China's CERT blames US for a THIRD of all attacks on Middle Kingdom PCs



China’s Computer Emergency Response Team (CNCERT) has claimed in a new report that backdoor attacks on systems jumped by over 50 per cent over the past year, and once again fingered the US as the main culprit in 2013.
The CERT announced the findings of its latest annual report on its website.

It claimed that 15,000 "hosts" taken over by "APT Trojan", while 61,000 sites were hit by backdoor attacks launched from overseas in 2013, a rise of 62 per cent.

In total, 10.9 million Chinese PCs were infected and controlled from outside the Great Firewall last year with the US accounting for 30.2 per cent of attacks. South Korea and Hong Kong were also named as common attack sources.
The narrative is consistent with previous annual reports – that China is a victim not a perpetrator of cyber attacks – and as such the stats may well have been massaged by the Party’s propaganda office.
They also fail to mention the difficulty of attribution when it comes to attacks launched abroad – ie whether they actually originated Stateside or were merely routed through US machines.
Akamai’s most recent State of the Internet report, for example, claims the top two countries by attack source are China (35 per cent) and Indonesia (20 per cent), with the US some way behind in third with 11 per cent.

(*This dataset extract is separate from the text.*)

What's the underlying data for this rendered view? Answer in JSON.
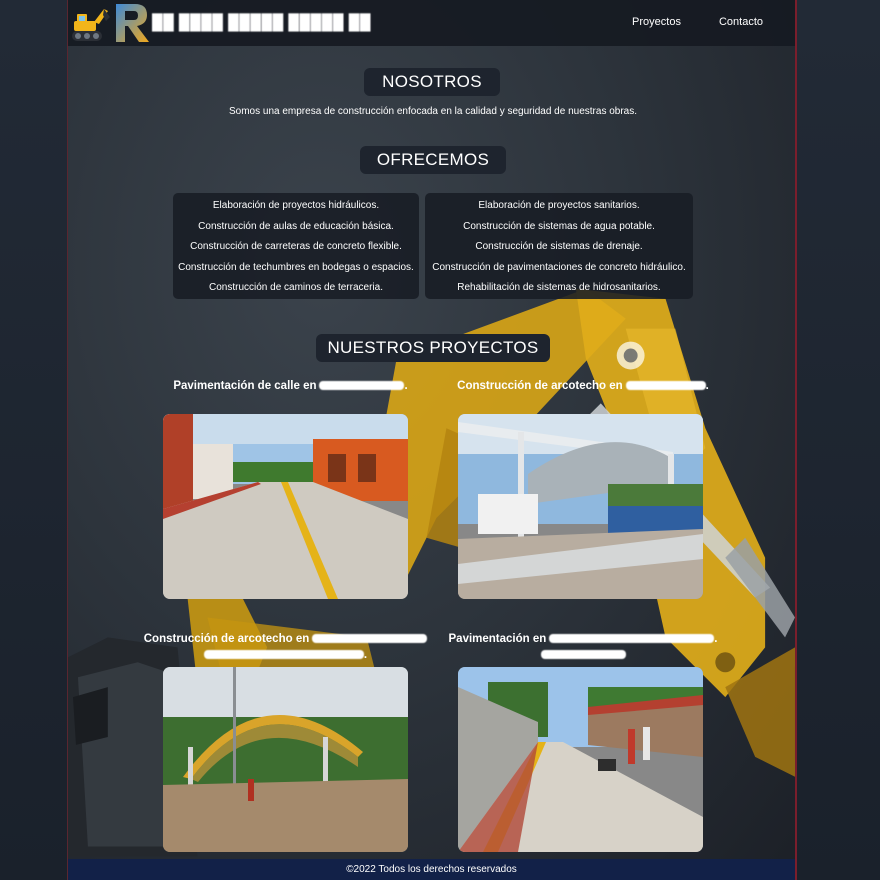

That said, if the Snowden leaks can be believed, the US is doing itself no favours in the battle against China for the moral high ground.

The latest revelations claimed the NSA had spied on Huawei with the aim of installing backdoors on its products.

The CNCERT report also claimed that hardware and software vulnerabilities in networking kit had risen 1.5 times since 2012, while the volume of phishing pages discovered jumped 35.4 per per cent.
It also bemoaned an “explosive” growth in mobile malware, with 703,000 new samples found last year, 3.3 times more than in 2012 and with most (99.5 per cent) on the Android platform.

Government sites are a “disaster area”, the CERT warned, with Anonymous alone blamed for attacks on 600 of them, including one targeted at the People’s Bank of China.

The central bank’s site and weibo page were taken out of action for a time in December in what appeared to be a revenge attack after it introduced tough new restrictions on Bitcoin.